RSPB Birdwatch held this weekend ... make sure you join in
This year’s RSPB “Big Garden Birdwatch” is back this week – and you are all invited to take part.
It will take just an hour out of your free time on Friday, Saturday or Sunday, so whether you’re an early bird or a night owl you can join in.
Just count the birds you see landing in your garden – ignoring those in flight – and to avoid double-counting, just record the highest number of each bird species you see at any one time – not a running total.
This year the RSPB advice is to take part in the safety of your own home which could include a birdwatch from your window if you overlook a green space or courtyard.
Now in its 42nd year, Birdwatch is held in mid-winter as this is the time of year when garden birds need us the most and so are easier to spot.
January brings the birds into gardens in search of extra food and so before starting your birdwatch perhaps fill up some bird feeders with treats such as seeds, suet or nibbles, or even put out leftovers such as some bread, fruit cake, dried fruit, unsalted nuts, or fruit such as apples and pears.
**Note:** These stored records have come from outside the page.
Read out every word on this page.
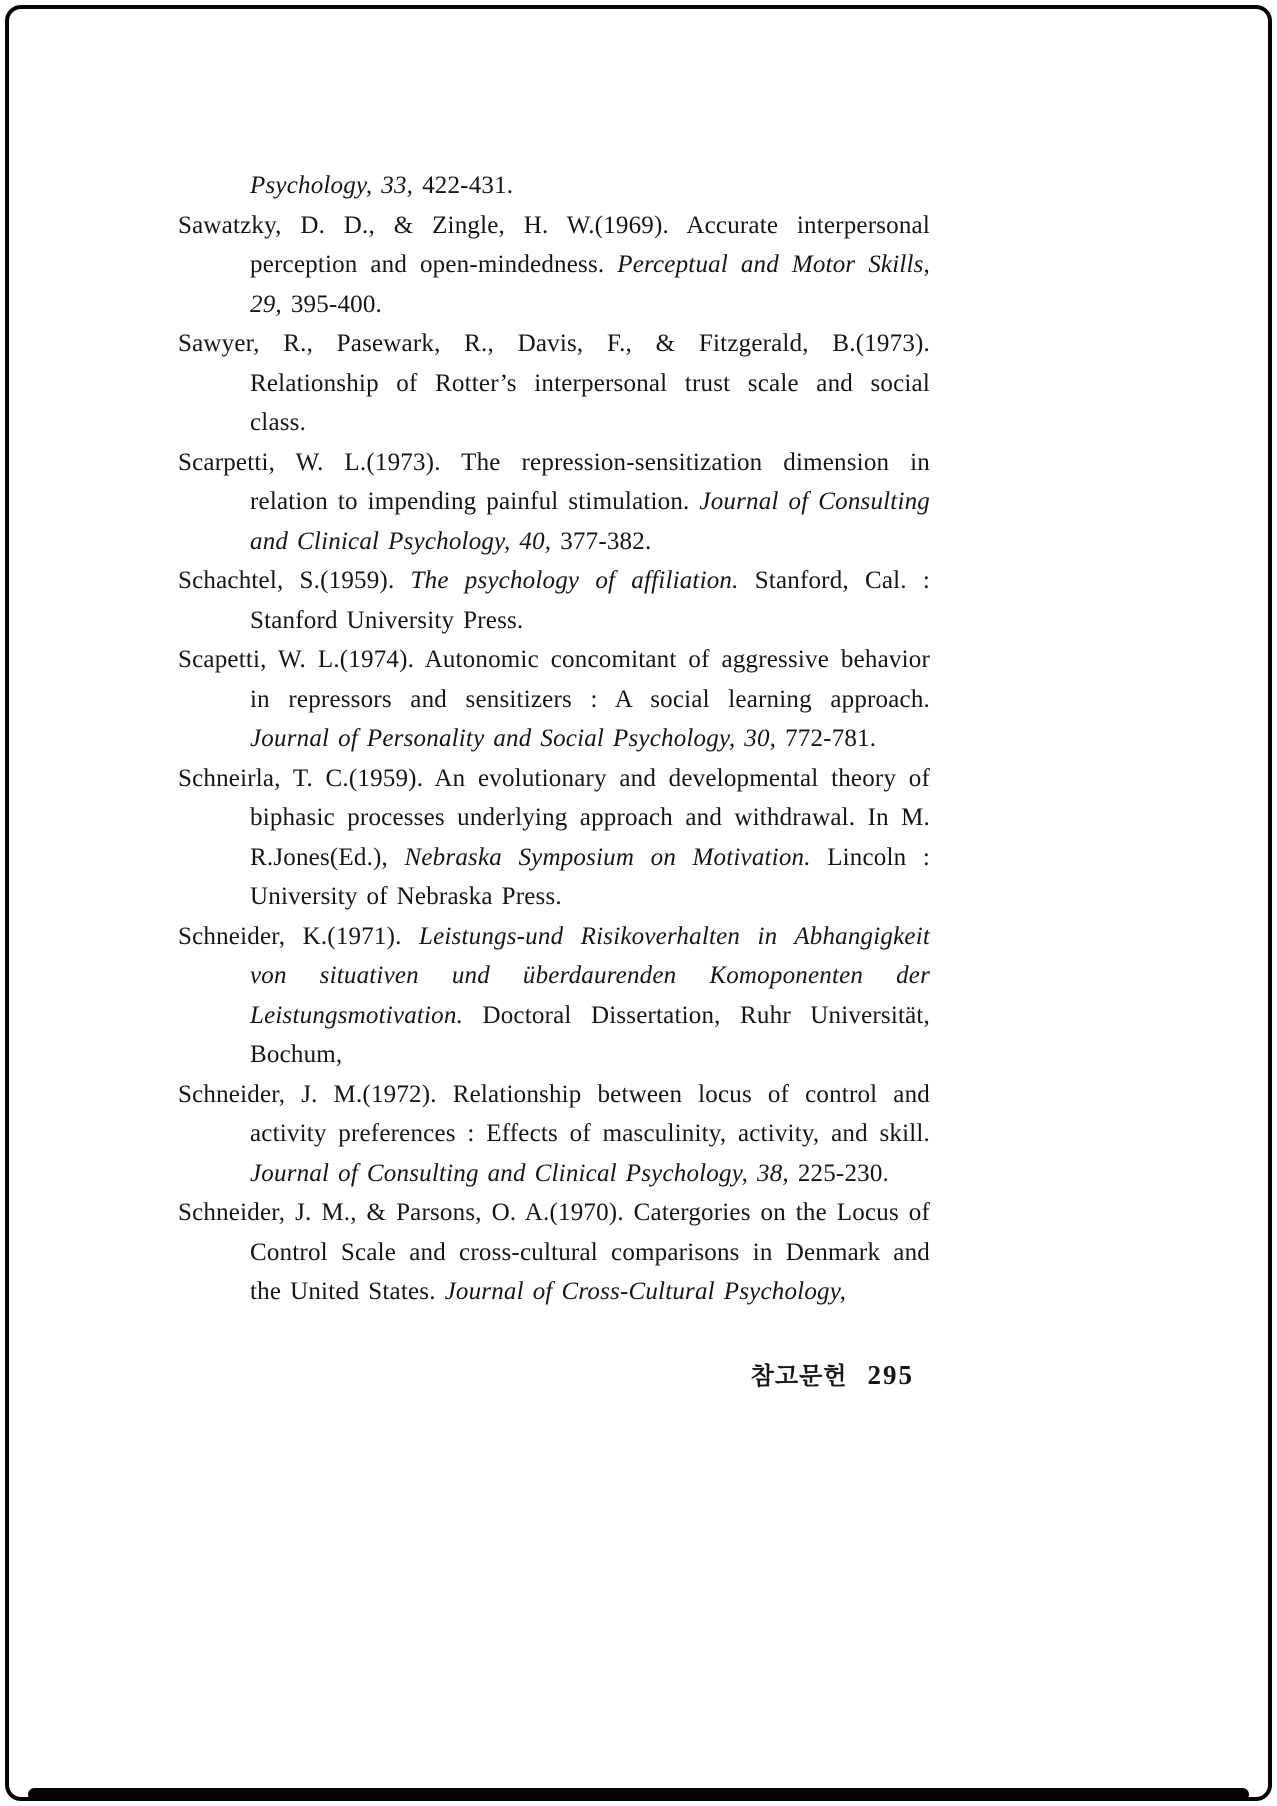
Psychology, 33, 422-431.
Sawatzky, D. D., & Zingle, H. W.(1969). Accurate interpersonal perception and open-mindedness. Perceptual and Motor Skills, 29, 395-400.
Sawyer, R., Pasewark, R., Davis, F., & Fitzgerald, B.(1973). Relationship of Rotter’s interpersonal trust scale and social class.
Scarpetti, W. L.(1973). The repression-sensitization dimension in relation to impending painful stimulation. Journal of Consulting and Clinical Psychology, 40, 377-382.
Schachtel, S.(1959). The psychology of affiliation. Stanford, Cal. : Stanford University Press.
Scapetti, W. L.(1974). Autonomic concomitant of aggressive behavior in repressors and sensitizers : A social learning approach. Journal of Personality and Social Psychology, 30, 772-781.
Schneirla, T. C.(1959). An evolutionary and developmental theory of biphasic processes underlying approach and withdrawal. In M. R.Jones(Ed.), Nebraska Symposium on Motivation. Lincoln : University of Nebraska Press.
Schneider, K.(1971). Leistungs-und Risikoverhalten in Abhangigkeit von situativen und überdaurenden Komoponenten der Leistungsmotivation. Doctoral Dissertation, Ruhr Universität, Bochum,
Schneider, J. M.(1972). Relationship between locus of control and activity preferences : Effects of masculinity, activity, and skill. Journal of Consulting and Clinical Psychology, 38, 225-230.
Schneider, J. M., & Parsons, O. A.(1970). Catergories on the Locus of Control Scale and cross-cultural comparisons in Denmark and the United States. Journal of Cross-Cultural Psychology,
참고문헌 295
Last year nearly half a million people counted almost eight million birds, making it one of the biggest ever Birdwatch events ever and this was the UK top five:
1. House sparrow, 2. Starling, 3. Blue tit, 4. Wood pigeon, 5. Blackbird
You can join the action by visiting rspb.org.uk/birdwatch and signing up to find out all you need to enjoy your birdwatch, then send the results in before Friday, February 19.
The RSPB teams analyse all the results using their same systems each year so it can be compared properly, year on year. Rankings can be produced UK-wide and also broken down into lists for counties and regions.
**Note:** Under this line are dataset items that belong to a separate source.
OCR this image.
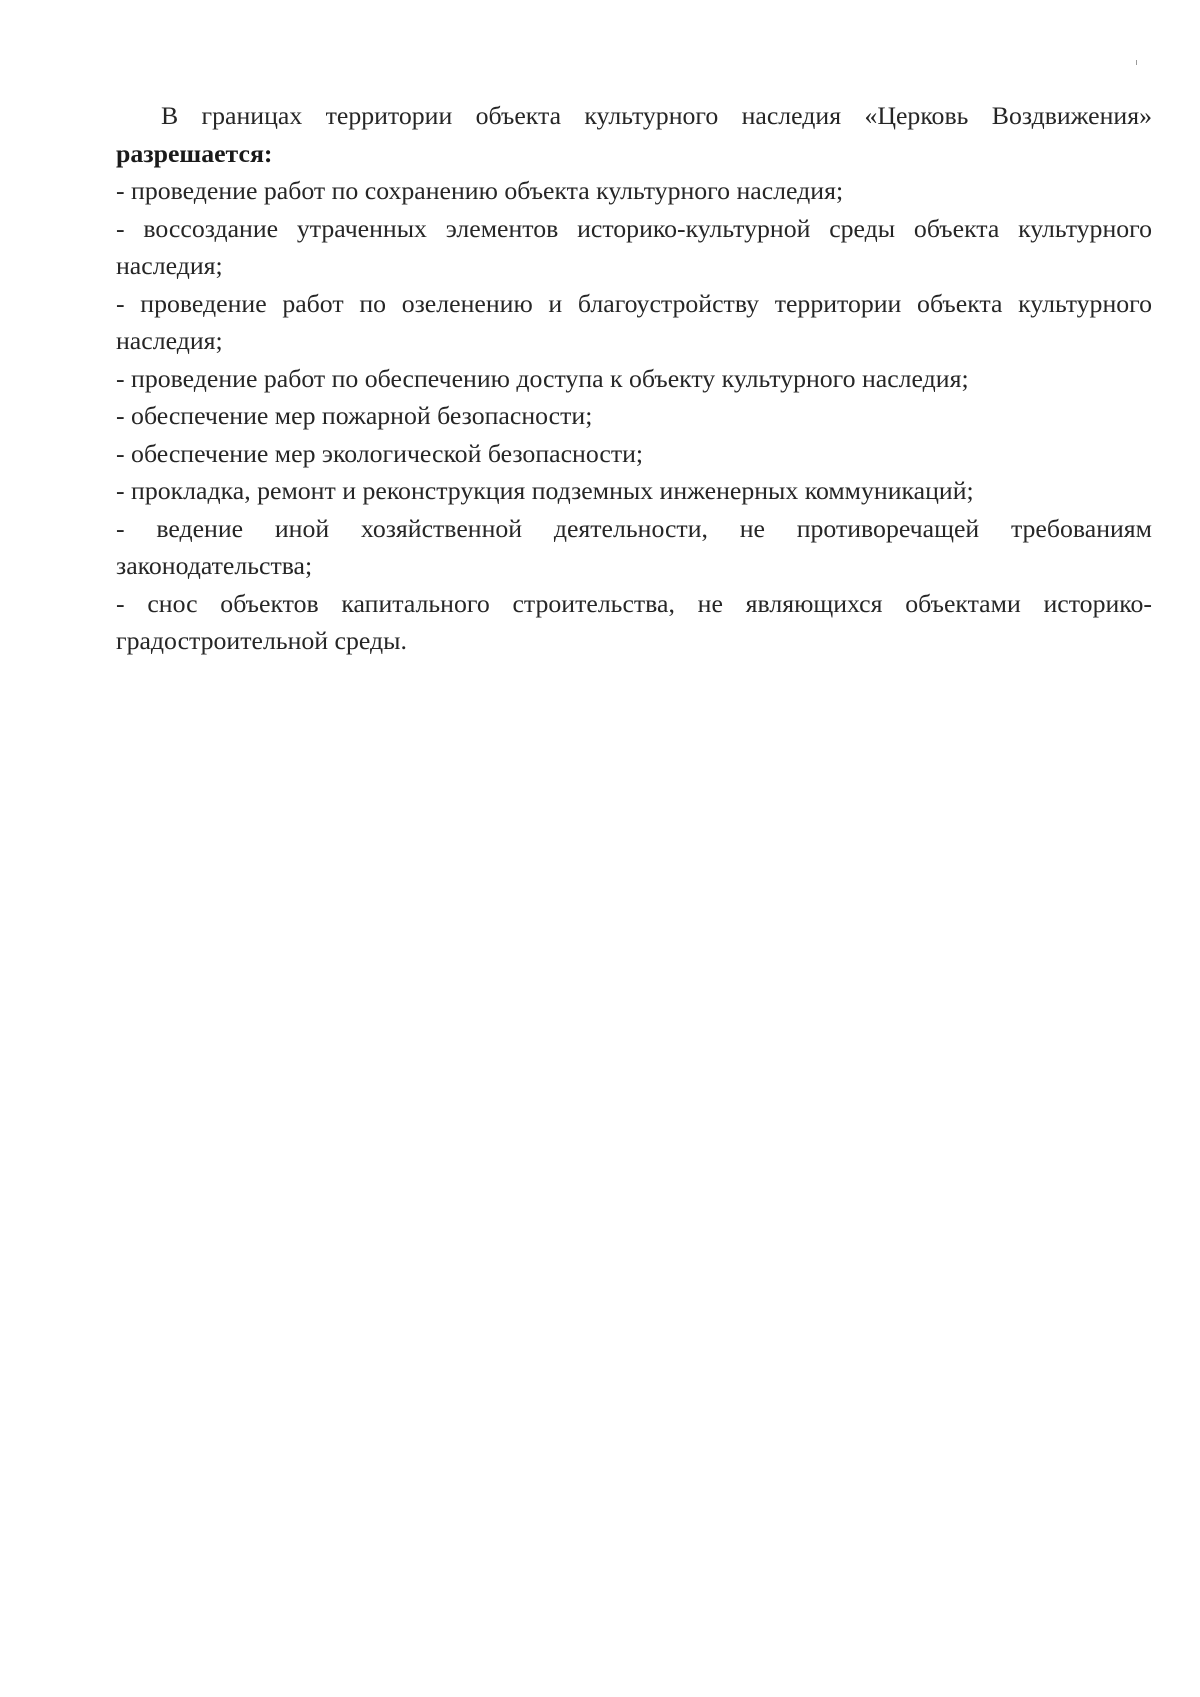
В границах территории объекта культурного наследия «Церковь Воздвижения»

разрешается:

- проведение работ по сохранению объекта культурного наследия;

- воссоздание утраченных элементов историко-культурной среды объекта культурного наследия;

- проведение работ по озеленению и благоустройству территории объекта культурного наследия;

- проведение работ по обеспечению доступа к объекту культурного наследия;

- обеспечение мер пожарной безопасности;

- обеспечение мер экологической безопасности;

- прокладка, ремонт и реконструкция подземных инженерных коммуникаций;

- ведение иной хозяйственной деятельности, не противоречащей требованиям законодательства;

- снос объектов капитального строительства, не являющихся объектами историко-градостроительной среды.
Checks are made at where birds have moved up or down the lists – such as the song thrush which was a firm fixture in the top ten in 1979, but by 2019 the numbers had dropped by 76% and it came in at number 20; house sparrows had shown a decline but in the past 10 years numbers have grown.
As the RSPB points out: “Results like these help us spot problems.
But, more importantly, they are the first step towards putting things right.”